Wayne Rooney's Confidence in England's Squad Is Good Omen for World Cup Glory

Gianni VerschuerenFeatured ColumnistJune 1, 2014

England's Wayne Rooney stands in a team line up during the playing of the national anthems before the international friendly soccer match between England and Peru at Wembley Stadium in London, Friday, May 30, 2014.  (AP Photo/Matt Dunham)
Matt Dunham/Associated Press

England may be flying under the radar going into the World Cup, but Wayne Rooney's belief in the current squad is as well-placed as it is a good sign ahead of the team's first match against Italy.

The Manchester United forward told The Mirror's Simon Mullock this group was the strongest Three Lions side he'd ever been involved with, adding he was unsure how they would perform in Brazil:

This is the best England squad I’ve ever been involved with.
The one weakness is that we have a lot players who haven’t got any real experience of tournament football.
I don’t think anyone can predict what will happen to England in Brazil – and that’s why I am really excited about this World Cup.

I’ve got absolutely no idea how we are going to perform. We could have a massive impact on the tournament, go all the way to the final and surprise everyone. All I can say is that the potential and quality we have got in this squad is really exciting.

Rooney's comments are right on the money—no one knows how England are going to perform when the tournament kicks off.

The squad is young and exciting but lacking in big-tournament experience. England's recent history on the biggest stage has been spotty at best, and fans automatically assume the team will be overrated due to the media's obsession with the Three Lions.

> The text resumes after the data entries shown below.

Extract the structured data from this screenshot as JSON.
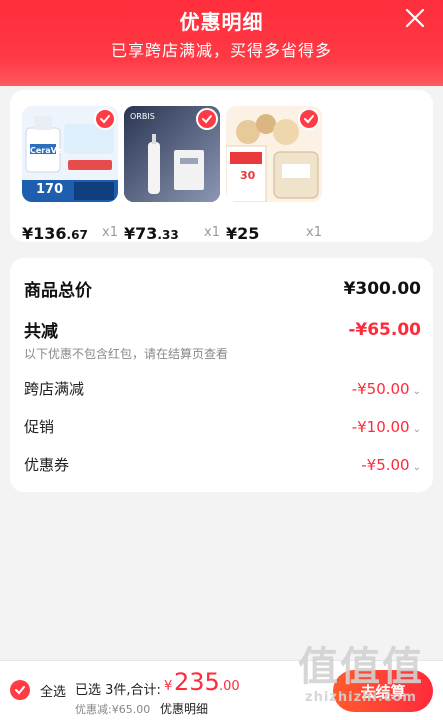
{
  "header": {
    "title": "优惠明细",
    "subtitle": "已享跨店满减，买得多省得多"
  },
  "products": [
    {
      "price_int": "¥136",
      "price_dec": ".67",
      "qty": "x1",
      "thumb_text": "CeraVe",
      "badge_text": "170"
    },
    {
      "price_int": "¥73",
      "price_dec": ".33",
      "qty": "x1",
      "thumb_text": "ORBIS",
      "badge_text": ""
    },
    {
      "price_int": "¥25",
      "price_dec": "",
      "qty": "x1",
      "thumb_text": "30",
      "badge_text": "30"
    }
  ],
  "summary": {
    "total_label": "商品总价",
    "total_value": "¥300.00",
    "reduce_label": "共减",
    "reduce_value": "-¥65.00",
    "note": "以下优惠不包含红包，请在结算页查看",
    "items": [
      {
        "label": "跨店满减",
        "value": "-¥50.00"
      },
      {
        "label": "促销",
        "value": "-¥10.00"
      },
      {
        "label": "优惠券",
        "value": "-¥5.00"
      }
    ]
  },
  "bottom": {
    "select_all": "全选",
    "selected_text": "已选 3件,合计:",
    "currency": "¥",
    "amount": "235",
    "decimal": ".00",
    "discount": "优惠减:¥65.00",
    "detail_link": "优惠明细",
    "checkout": "去结算"
  },
  "watermark": {
    "logo": "值值值",
    "url": "zhizhizhi.com"
  },
  "colors": {
    "accent": "#ff2d3b",
    "text": "#222222"
  }
}
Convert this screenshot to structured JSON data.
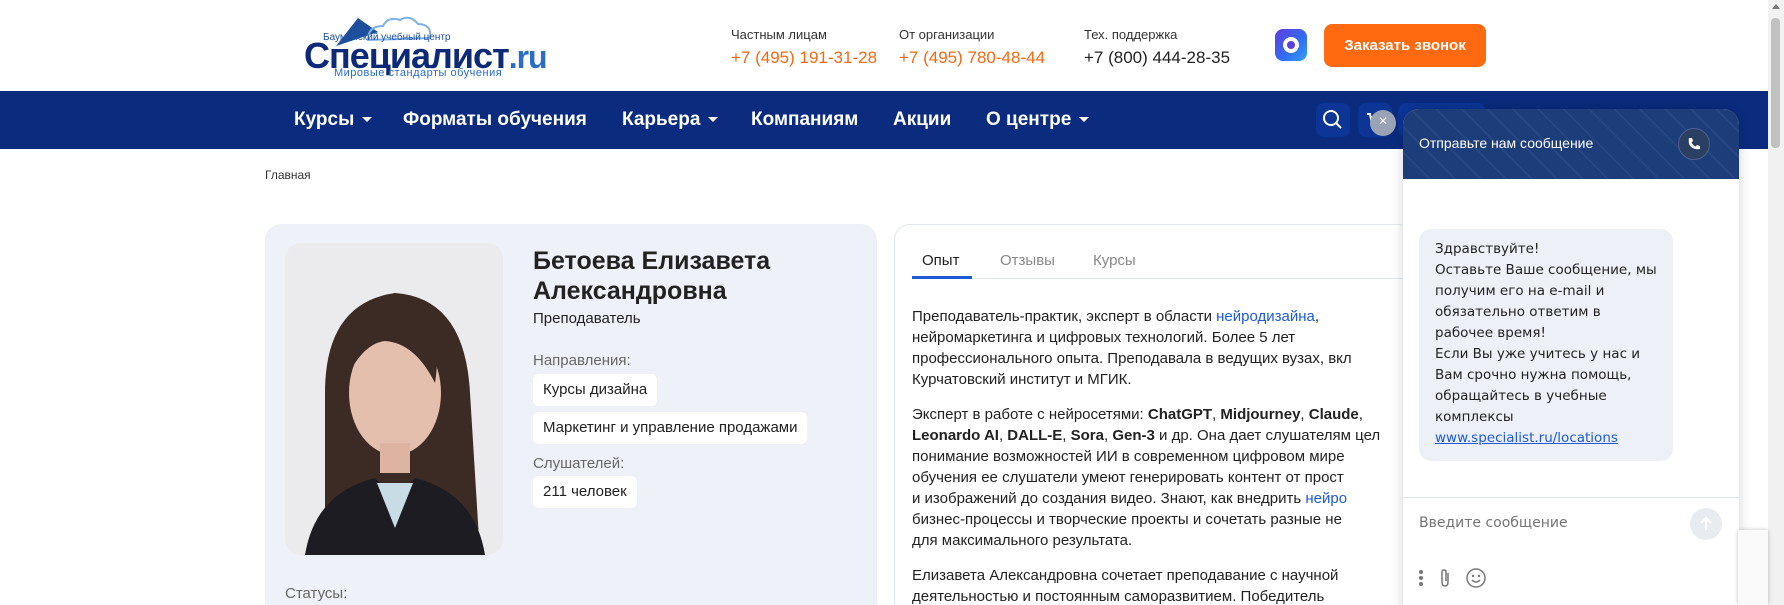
{
  "logo": {
    "top_text": "Бауманский учебный центр",
    "main_text": "Специалист",
    "ru_text": ".ru",
    "sub_text": "Мировые стандарты обучения"
  },
  "contacts": [
    {
      "label": "Частным лицам",
      "phone": "+7 (495) 191-31-28"
    },
    {
      "label": "От организации",
      "phone": "+7 (495) 780-48-44"
    },
    {
      "label": "Тех. поддержка",
      "phone": "+7 (800) 444-28-35"
    }
  ],
  "call_button": "Заказать звонок",
  "nav": [
    {
      "label": "Курсы"
    },
    {
      "label": "Форматы обучения"
    },
    {
      "label": "Карьера"
    },
    {
      "label": "Компаниям"
    },
    {
      "label": "Акции"
    },
    {
      "label": "О центре"
    }
  ],
  "breadcrumb": "Главная",
  "profile": {
    "name": "Бетоева Елизавета Александровна",
    "role": "Преподаватель",
    "directions_label": "Направления:",
    "directions": [
      "Курсы дизайна",
      "Маркетинг и управление продажами"
    ],
    "students_label": "Слушателей:",
    "students": "211 человек",
    "status_label": "Статусы:"
  },
  "tabs": [
    {
      "label": "Опыт",
      "active": true
    },
    {
      "label": "Отзывы",
      "active": false
    },
    {
      "label": "Курсы",
      "active": false
    }
  ],
  "experience": {
    "p1_a": "Преподаватель-практик, эксперт в области ",
    "p1_link": "нейродизайна",
    "p1_b": ",",
    "p1_c": "нейромаркетинга и цифровых технологий. Более 5 лет",
    "p1_d": "профессионального опыта. Преподавала в ведущих вузах, вкл",
    "p1_e": "Курчатовский институт и МГИК.",
    "p2_a": "Эксперт в работе с нейросетями: ",
    "p2_tools1": "ChatGPT",
    "p2_tools2": "Midjourney",
    "p2_tools3": "Claude",
    "p2_tools4": "Leonardo AI",
    "p2_tools5": "DALL-E",
    "p2_tools6": "Sora",
    "p2_tools7": "Gen-3",
    "p2_b": " и др. Она дает слушателям цел",
    "p2_c": "понимание возможностей ИИ в современном цифровом мире",
    "p2_d": "обучения ее слушатели умеют генерировать контент от прост",
    "p2_e": "и изображений до создания видео. Знают, как внедрить ",
    "p2_link": "нейро",
    "p2_f": "бизнес-процессы и творческие проекты и сочетать разные не",
    "p2_g": "для максимального результата.",
    "p3_a": "Елизавета Александровна сочетает преподавание с научной",
    "p3_b": "деятельностью и постоянным саморазвитием. Победитель"
  },
  "chat": {
    "title": "Отправьте нам сообщение",
    "close": "×",
    "message_lines": [
      "Здравствуйте!",
      "Оставьте Ваше сообщение, мы получим его на e-mail и обязательно ответим в рабочее время!",
      "Если Вы уже учитесь у нас и Вам срочно нужна помощь, обращайтесь в учебные комплексы"
    ],
    "link": "www.specialist.ru/locations",
    "input_placeholder": "Введите сообщение"
  },
  "colors": {
    "brand_navy": "#0a2b7e",
    "accent_orange": "#ff6a10",
    "link_blue": "#1e5ad6"
  }
}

This year might be different, however.

The 2013-14 Premier League season was the year of the youngster, with numerous players emerging as potential impact players for the national team.

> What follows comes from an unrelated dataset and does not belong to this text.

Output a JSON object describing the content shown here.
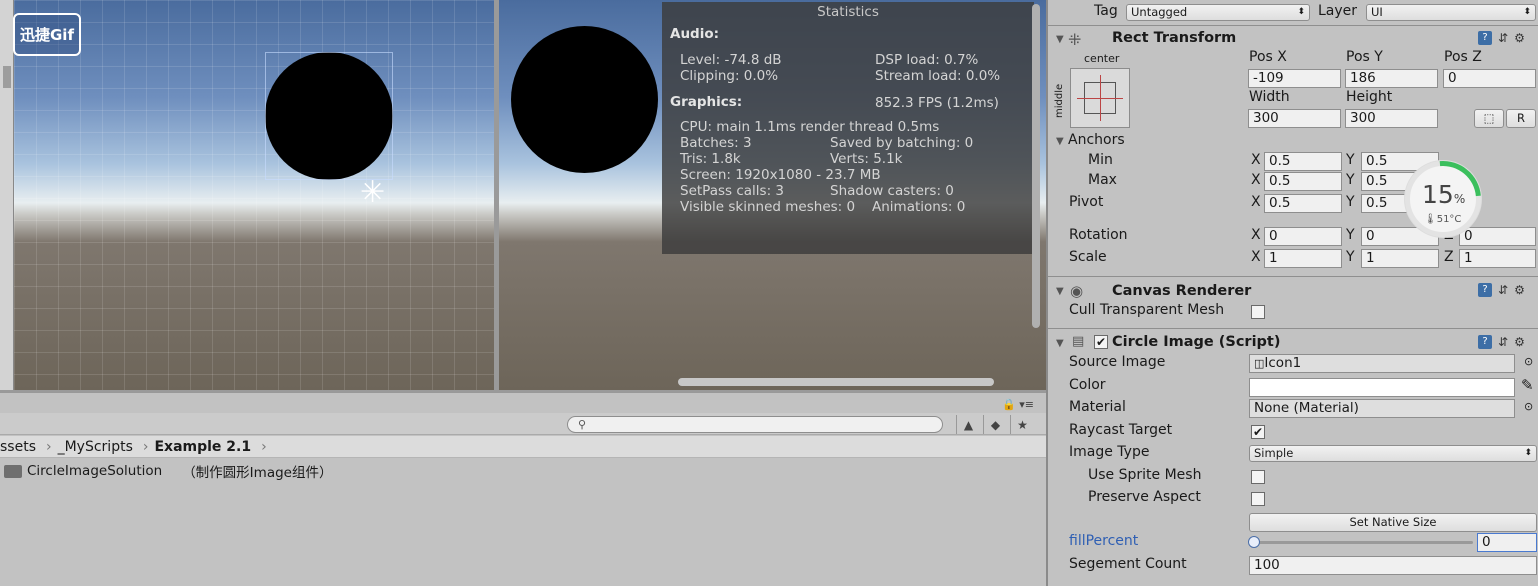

Liverpool set the example with the trio of Daniel Sturridge, Jordan Henderson and Raheem Sterling, but they were far from the only team relying heavily on this new generation of stars.

Adam Lallana, Luke Shaw and Ross Barkley all established themselves as the future of English football, while the likes of Leighton Baines and Alex Oxlade-Chamberlain confirmed their great campaigns in 2012-13 were no fluke.

The sudden influx of youth is supported by a handful of veteran players like Steven Gerrard and Frank Lampard, while established stars like Jack Wilshere and Gary Cahill should be ready to go when the tournament starts.

Per The Mirror's Dean Jones, there are so many options to choose from for Roy Hodgson that he will even bench Rooney for the team's next friendly, against Ecuador.

Matt Dunham/Associated Press

When Rooney says this is the most talented England squad he's ever been involved with, he's not lying. But England's biggest asset may be the expectations, or complete lack thereof.

In that respect, the Three Lions are the exact opposite of the Belgian side, who have been so hyped to the point the only way they can't disappoint fans is by winning the cup.

Kirsty Wigglesworth/Associated Press

England could lose all three group stage matches, and plenty of fans wouldn't be surprised. This is primarily a young team, after all, and Brazil 2014 will serve as a learning experience.

Rooney is one of the team's most established players, and his confidence in the team amid the news he may not even be starting isn't just something a veteran player is supposed to say in front of the cameras.

England probably won't win the World Cup. They'll have their hands full in the group stages going up against three strong sides in Italy, Uruguay and Costa Rica, and progression to the knockout stages is far from a guarantee.

But it would be very wrong to sleep on one of the world's most exciting young teams, who will be travelling to Brazil with a bunch of first-timers high on momentum.

Rooney believes in this squad, as he should. And frankly, so should you.